Let’s reflect on some of the good times we shared. Why, when I was but a lad I distinctly remember the food court in my local mall. There, nestled between the Arby’s and the Orange Julius, a neon passage opened into a world where, for a brief few moments, young gamers could immerse themselves in any number of fantastic realms. After hastily scarfing down my fast food lunch I would beg my parents for quarters so that I might enter that wonderful door and join my peers in gaming bliss. I remember the resigned look on my mother’s face as she fished out coins from her purse and put them into my eager hands. It was a look of bemused confusion; she was happy to see me eager and excited about my hobby, but bewildered as to why I sought so desperately to spend time in the digital cacophony of those electronic coliseums.
My fare in hand, I would dash away, through the gate and into the heart of what was then the pinnacle of gamerdom. Flush with cash, my choices were varied: I could be a knight in King Arthur’s court, a combatant in an inter-dimensional fighting tournament, a star ship pilot, anything. The siren call of the toys behind the glass of the ticket exchange counter often tempted me toward less traditional gaming fare such as ski-ball or whack-a-gator, but my true calling was the shooters. Lethal Enforcer, Jurassic Park, Time Crisis, Area 51, Revolution X, and of course House of the Dead, I ruled them all. No matter what the scenario the game presented I always pretended I was a steely eyed Clint Eastwood.
In addition to the games, the arcade was home to some interesting characters: the surly ex-con janitor, Mr. Untouchable at the Mortal Kombat controls, the hyper kid who gave lots of uninvited advice, and so many more. The person that really stands out in my memory is the manager/childbouncer. This curmudgeonly individual had actually found himself a career where he could boss kids around for most of the day. When your supply of quarters was exhausted it didn’t take long before his gaze started to follow you around the room. This was especially true if you did what I used to do and went searching through the coin return slots in the various machines in hopes of finding one more quarter.
What was it about the arcade experience that dragged me in there time and time again? Was it the access to better graphics and game play? Was it simply the over-stimulation of neon signs, Technicolor carpeting, and blaring sound effects? It’s probably some combination of all of those things, but as I look back on those experiences I like to think that it all meant something more. While video games were created in the early 70’s it wasn’t until we, the children of the eighties, began to take an interest that they really took off. The arcades were the birthplace of video gaming; without the profits generated by those brick and mortar coin receptacles modern gaming would not exist in the form we know it today. I like to think that even though I was too young to understand why, I went to the arcades because they represented something that belonged to me, to us, to our generation.

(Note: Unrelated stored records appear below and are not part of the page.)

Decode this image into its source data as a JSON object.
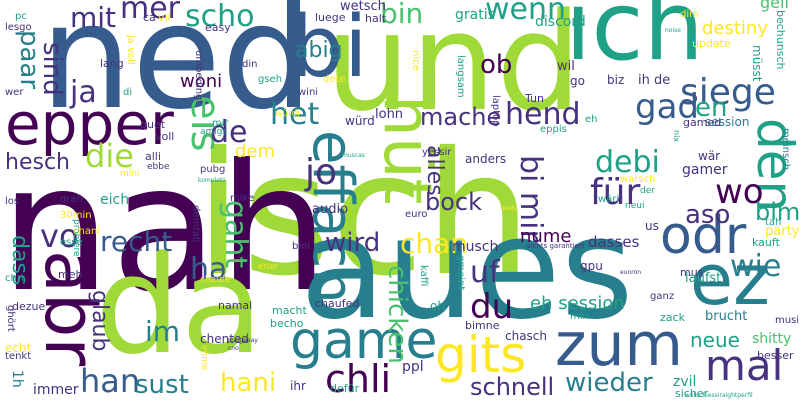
{
  "palette": {
    "deep_purple": "#440154",
    "indigo": "#46327e",
    "blue": "#365c8d",
    "steel": "#277f8e",
    "teal": "#1fa187",
    "green": "#4ac16d",
    "lime": "#a0da39",
    "yellow": "#fde725"
  },
  "words": [
    {
      "text": "isch",
      "color": "lime",
      "vertical": false
    },
    {
      "text": "nah",
      "color": "deep_purple",
      "vertical": false
    },
    {
      "text": "ned",
      "color": "blue",
      "vertical": false
    },
    {
      "text": "und",
      "color": "lime",
      "vertical": false
    },
    {
      "text": "aues",
      "color": "steel",
      "vertical": false
    },
    {
      "text": "ich",
      "color": "teal",
      "vertical": false
    },
    {
      "text": "da",
      "color": "lime",
      "vertical": false
    },
    {
      "text": "bi",
      "color": "blue",
      "vertical": false
    },
    {
      "text": "abr",
      "color": "deep_purple",
      "vertical": true
    },
    {
      "text": "epper",
      "color": "deep_purple",
      "vertical": false
    },
    {
      "text": "ez",
      "color": "steel",
      "vertical": false
    },
    {
      "text": "zum",
      "color": "blue",
      "vertical": false
    },
    {
      "text": "hüt",
      "color": "lime",
      "vertical": true
    },
    {
      "text": "effach",
      "color": "steel",
      "vertical": true
    },
    {
      "text": "odr",
      "color": "blue",
      "vertical": false
    },
    {
      "text": "gits",
      "color": "yellow",
      "vertical": false
    },
    {
      "text": "game",
      "color": "steel",
      "vertical": false
    },
    {
      "text": "den",
      "color": "teal",
      "vertical": true
    },
    {
      "text": "mal",
      "color": "indigo",
      "vertical": false
    },
    {
      "text": "chli",
      "color": "deep_purple",
      "vertical": false
    },
    {
      "text": "siege",
      "color": "blue",
      "vertical": false
    },
    {
      "text": "scho",
      "color": "teal",
      "vertical": false
    },
    {
      "text": "mer",
      "color": "indigo",
      "vertical": false
    },
    {
      "text": "mit",
      "color": "indigo",
      "vertical": false
    },
    {
      "text": "wenn",
      "color": "teal",
      "vertical": false
    },
    {
      "text": "bin",
      "color": "green",
      "vertical": false
    },
    {
      "text": "paar",
      "color": "steel",
      "vertical": true
    },
    {
      "text": "sind",
      "color": "indigo",
      "vertical": true
    },
    {
      "text": "ja",
      "color": "indigo",
      "vertical": false
    },
    {
      "text": "eis",
      "color": "green",
      "vertical": true
    },
    {
      "text": "de",
      "color": "indigo",
      "vertical": false
    },
    {
      "text": "die",
      "color": "lime",
      "vertical": false
    },
    {
      "text": "hesch",
      "color": "indigo",
      "vertical": false
    },
    {
      "text": "jo",
      "color": "indigo",
      "vertical": false
    },
    {
      "text": "het",
      "color": "steel",
      "vertical": false
    },
    {
      "text": "für",
      "color": "indigo",
      "vertical": false
    },
    {
      "text": "wo",
      "color": "deep_purple",
      "vertical": false
    },
    {
      "text": "debi",
      "color": "teal",
      "vertical": false
    },
    {
      "text": "bi mir",
      "color": "indigo",
      "vertical": true
    },
    {
      "text": "aso",
      "color": "indigo",
      "vertical": false
    },
    {
      "text": "bim",
      "color": "teal",
      "vertical": false
    },
    {
      "text": "wie",
      "color": "steel",
      "vertical": false
    },
    {
      "text": "gad",
      "color": "blue",
      "vertical": false
    },
    {
      "text": "en",
      "color": "teal",
      "vertical": false
    },
    {
      "text": "hend",
      "color": "indigo",
      "vertical": false
    },
    {
      "text": "mache",
      "color": "indigo",
      "vertical": false
    },
    {
      "text": "ob",
      "color": "deep_purple",
      "vertical": false
    },
    {
      "text": "alles",
      "color": "indigo",
      "vertical": true
    },
    {
      "text": "abig",
      "color": "steel",
      "vertical": false
    },
    {
      "text": "woni",
      "color": "deep_purple",
      "vertical": false
    },
    {
      "text": "recht",
      "color": "blue",
      "vertical": false
    },
    {
      "text": "vo",
      "color": "indigo",
      "vertical": false
    },
    {
      "text": "dass",
      "color": "teal",
      "vertical": true
    },
    {
      "text": "ha",
      "color": "blue",
      "vertical": false
    },
    {
      "text": "gaht",
      "color": "green",
      "vertical": true
    },
    {
      "text": "glaub",
      "color": "indigo",
      "vertical": true
    },
    {
      "text": "wird",
      "color": "indigo",
      "vertical": false
    },
    {
      "text": "chan",
      "color": "yellow",
      "vertical": false
    },
    {
      "text": "bock",
      "color": "indigo",
      "vertical": false
    },
    {
      "text": "uf",
      "color": "indigo",
      "vertical": false
    },
    {
      "text": "chicken",
      "color": "green",
      "vertical": true
    },
    {
      "text": "du",
      "color": "deep_purple",
      "vertical": false
    },
    {
      "text": "nume",
      "color": "deep_purple",
      "vertical": false
    },
    {
      "text": "neue",
      "color": "teal",
      "vertical": false
    },
    {
      "text": "im",
      "color": "steel",
      "vertical": false
    },
    {
      "text": "han",
      "color": "blue",
      "vertical": false
    },
    {
      "text": "sust",
      "color": "steel",
      "vertical": false
    },
    {
      "text": "hani",
      "color": "yellow",
      "vertical": false
    },
    {
      "text": "schnell",
      "color": "indigo",
      "vertical": false
    },
    {
      "text": "wieder",
      "color": "steel",
      "vertical": false
    },
    {
      "text": "eh session",
      "color": "teal",
      "vertical": false
    },
    {
      "text": "dem",
      "color": "yellow",
      "vertical": false
    },
    {
      "text": "audio",
      "color": "indigo",
      "vertical": false
    },
    {
      "text": "musch",
      "color": "indigo",
      "vertical": false
    },
    {
      "text": "dasses",
      "color": "indigo",
      "vertical": false
    },
    {
      "text": "destiny",
      "color": "yellow",
      "vertical": false
    },
    {
      "text": "geil",
      "color": "green",
      "vertical": false
    },
    {
      "text": "discord",
      "color": "teal",
      "vertical": false
    },
    {
      "text": "gratis",
      "color": "teal",
      "vertical": false
    },
    {
      "text": "wetsch",
      "color": "indigo",
      "vertical": false
    },
    {
      "text": "halt",
      "color": "indigo",
      "vertical": false
    },
    {
      "text": "luege",
      "color": "indigo",
      "vertical": false
    },
    {
      "text": "lohn",
      "color": "indigo",
      "vertical": false
    },
    {
      "text": "würd",
      "color": "indigo",
      "vertical": false
    },
    {
      "text": "eich",
      "color": "teal",
      "vertical": false
    },
    {
      "text": "1h",
      "color": "steel",
      "vertical": true
    },
    {
      "text": "immer",
      "color": "indigo",
      "vertical": false
    },
    {
      "text": "ppl",
      "color": "indigo",
      "vertical": false
    },
    {
      "text": "ihr",
      "color": "indigo",
      "vertical": false
    },
    {
      "text": "defür",
      "color": "teal",
      "vertical": false
    },
    {
      "text": "zvil",
      "color": "teal",
      "vertical": false
    },
    {
      "text": "sicher",
      "color": "teal",
      "vertical": false
    },
    {
      "text": "shitty",
      "color": "green",
      "vertical": false
    },
    {
      "text": "besser",
      "color": "indigo",
      "vertical": false
    },
    {
      "text": "brucht",
      "color": "steel",
      "vertical": false
    },
    {
      "text": "zack",
      "color": "teal",
      "vertical": false
    },
    {
      "text": "mus",
      "color": "indigo",
      "vertical": false
    },
    {
      "text": "laufst",
      "color": "teal",
      "vertical": false
    },
    {
      "text": "kauft",
      "color": "teal",
      "vertical": false
    },
    {
      "text": "tah",
      "color": "teal",
      "vertical": false
    },
    {
      "text": "party",
      "color": "yellow",
      "vertical": false
    },
    {
      "text": "gamer",
      "color": "indigo",
      "vertical": false
    },
    {
      "text": "wär",
      "color": "indigo",
      "vertical": false
    },
    {
      "text": "meinsch",
      "color": "steel",
      "vertical": true
    },
    {
      "text": "session",
      "color": "steel",
      "vertical": false
    },
    {
      "text": "gamed",
      "color": "indigo",
      "vertical": false
    },
    {
      "text": "ih de",
      "color": "indigo",
      "vertical": false
    },
    {
      "text": "biz",
      "color": "indigo",
      "vertical": false
    },
    {
      "text": "update",
      "color": "yellow",
      "vertical": false
    },
    {
      "text": "müsst",
      "color": "teal",
      "vertical": true
    },
    {
      "text": "bechunsch",
      "color": "teal",
      "vertical": true
    },
    {
      "text": "dim",
      "color": "yellow",
      "vertical": false
    },
    {
      "text": "wil",
      "color": "indigo",
      "vertical": false
    },
    {
      "text": "go",
      "color": "indigo",
      "vertical": false
    },
    {
      "text": "Tun",
      "color": "indigo",
      "vertical": false
    },
    {
      "text": "eh",
      "color": "teal",
      "vertical": false
    },
    {
      "text": "eppis",
      "color": "teal",
      "vertical": false
    },
    {
      "text": "laptop",
      "color": "indigo",
      "vertical": true
    },
    {
      "text": "langsam",
      "color": "teal",
      "vertical": true
    },
    {
      "text": "nice",
      "color": "yellow",
      "vertical": true
    },
    {
      "text": "anders",
      "color": "indigo",
      "vertical": false
    },
    {
      "text": "yessir",
      "color": "indigo",
      "vertical": false
    },
    {
      "text": "warsch",
      "color": "yellow",
      "vertical": false
    },
    {
      "text": "neui",
      "color": "teal",
      "vertical": false
    },
    {
      "text": "der",
      "color": "teal",
      "vertical": false
    },
    {
      "text": "wäri",
      "color": "teal",
      "vertical": false
    },
    {
      "text": "us",
      "color": "indigo",
      "vertical": false
    },
    {
      "text": "euro",
      "color": "indigo",
      "vertical": false
    },
    {
      "text": "gpu",
      "color": "indigo",
      "vertical": false
    },
    {
      "text": "ganz",
      "color": "indigo",
      "vertical": false
    },
    {
      "text": "kaffi",
      "color": "teal",
      "vertical": true
    },
    {
      "text": "gmeint",
      "color": "teal",
      "vertical": true
    },
    {
      "text": "oh",
      "color": "teal",
      "vertical": false
    },
    {
      "text": "min",
      "color": "teal",
      "vertical": false
    },
    {
      "text": "bimne",
      "color": "indigo",
      "vertical": false
    },
    {
      "text": "chasch",
      "color": "indigo",
      "vertical": false
    },
    {
      "text": "pc",
      "color": "teal",
      "vertical": false
    },
    {
      "text": "lesgo",
      "color": "indigo",
      "vertical": false
    },
    {
      "text": "ca",
      "color": "indigo",
      "vertical": false
    },
    {
      "text": "vil",
      "color": "yellow",
      "vertical": false
    },
    {
      "text": "easy",
      "color": "indigo",
      "vertical": false
    },
    {
      "text": "lang",
      "color": "indigo",
      "vertical": false
    },
    {
      "text": "ja voll",
      "color": "yellow",
      "vertical": true
    },
    {
      "text": "wer",
      "color": "indigo",
      "vertical": false
    },
    {
      "text": "di",
      "color": "teal",
      "vertical": false
    },
    {
      "text": "umbedingt",
      "color": "indigo",
      "vertical": true
    },
    {
      "text": "din",
      "color": "indigo",
      "vertical": false
    },
    {
      "text": "gseh",
      "color": "teal",
      "vertical": false
    },
    {
      "text": "dete",
      "color": "yellow",
      "vertical": false
    },
    {
      "text": "wini",
      "color": "indigo",
      "vertical": false
    },
    {
      "text": "würdi",
      "color": "yellow",
      "vertical": false
    },
    {
      "text": "guet",
      "color": "indigo",
      "vertical": false
    },
    {
      "text": "voll",
      "color": "indigo",
      "vertical": false
    },
    {
      "text": "mir",
      "color": "teal",
      "vertical": false
    },
    {
      "text": "amigs",
      "color": "teal",
      "vertical": false
    },
    {
      "text": "alli",
      "color": "indigo",
      "vertical": false
    },
    {
      "text": "ebbe",
      "color": "indigo",
      "vertical": false
    },
    {
      "text": "mini",
      "color": "yellow",
      "vertical": false
    },
    {
      "text": "pubg",
      "color": "indigo",
      "vertical": false
    },
    {
      "text": "mike",
      "color": "indigo",
      "vertical": false
    },
    {
      "text": "demfall",
      "color": "indigo",
      "vertical": true
    },
    {
      "text": "los",
      "color": "indigo",
      "vertical": false
    },
    {
      "text": "drah",
      "color": "indigo",
      "vertical": false
    },
    {
      "text": "30min",
      "color": "yellow",
      "vertical": false
    },
    {
      "text": "probiere",
      "color": "teal",
      "vertical": true
    },
    {
      "text": "chani",
      "color": "yellow",
      "vertical": false
    },
    {
      "text": "esse",
      "color": "teal",
      "vertical": false
    },
    {
      "text": "meh",
      "color": "indigo",
      "vertical": false
    },
    {
      "text": "bini",
      "color": "indigo",
      "vertical": false
    },
    {
      "text": "chri",
      "color": "teal",
      "vertical": false
    },
    {
      "text": "dezue",
      "color": "indigo",
      "vertical": false
    },
    {
      "text": "ghört",
      "color": "indigo",
      "vertical": true
    },
    {
      "text": "echt",
      "color": "yellow",
      "vertical": false
    },
    {
      "text": "tenkt",
      "color": "indigo",
      "vertical": false
    },
    {
      "text": "chaufe",
      "color": "yellow",
      "vertical": false
    },
    {
      "text": "namal",
      "color": "indigo",
      "vertical": false
    },
    {
      "text": "ener",
      "color": "yellow",
      "vertical": false
    },
    {
      "text": "chaufed",
      "color": "indigo",
      "vertical": false
    },
    {
      "text": "chented",
      "color": "indigo",
      "vertical": false
    },
    {
      "text": "macht",
      "color": "teal",
      "vertical": false
    },
    {
      "text": "becho",
      "color": "teal",
      "vertical": false
    },
    {
      "text": "imme",
      "color": "yellow",
      "vertical": true
    },
    {
      "text": "sichts garantiert",
      "color": "indigo",
      "vertical": false
    },
    {
      "text": "wetschiessiraightperfil",
      "color": "teal",
      "vertical": false
    },
    {
      "text": "musi",
      "color": "indigo",
      "vertical": false
    },
    {
      "text": "nix",
      "color": "teal",
      "vertical": true
    },
    {
      "text": "noise",
      "color": "teal",
      "vertical": false
    },
    {
      "text": "ready",
      "color": "yellow",
      "vertical": false
    },
    {
      "text": "kompletii",
      "color": "teal",
      "vertical": false
    },
    {
      "text": "muscas",
      "color": "teal",
      "vertical": false
    },
    {
      "text": "eunron",
      "color": "indigo",
      "vertical": false
    },
    {
      "text": "puugeeay",
      "color": "indigo",
      "vertical": false
    },
    {
      "text": "cno",
      "color": "indigo",
      "vertical": false
    }
  ]
}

But all things must pass. The screen doors have rolled down for the last time at many arcades in the United States. The pin ball machines are in disrepair, the whack-a-gators gather dust, and the screens are silent. Gaming has moved on, out of the food courts and strip malls and into our homes. As each new generation of console brings a greater palate of sights and sounds to our living rooms, names like Neo-Geo and Midway fade from memory. It was a natural progression, but it still feels strangely sad to see arcades slip away. While they may have been designed to overwhelm our senses and drain us of our hard-won pocket change, I for one will always think back on them fondly, as shining doors to an exciting new world.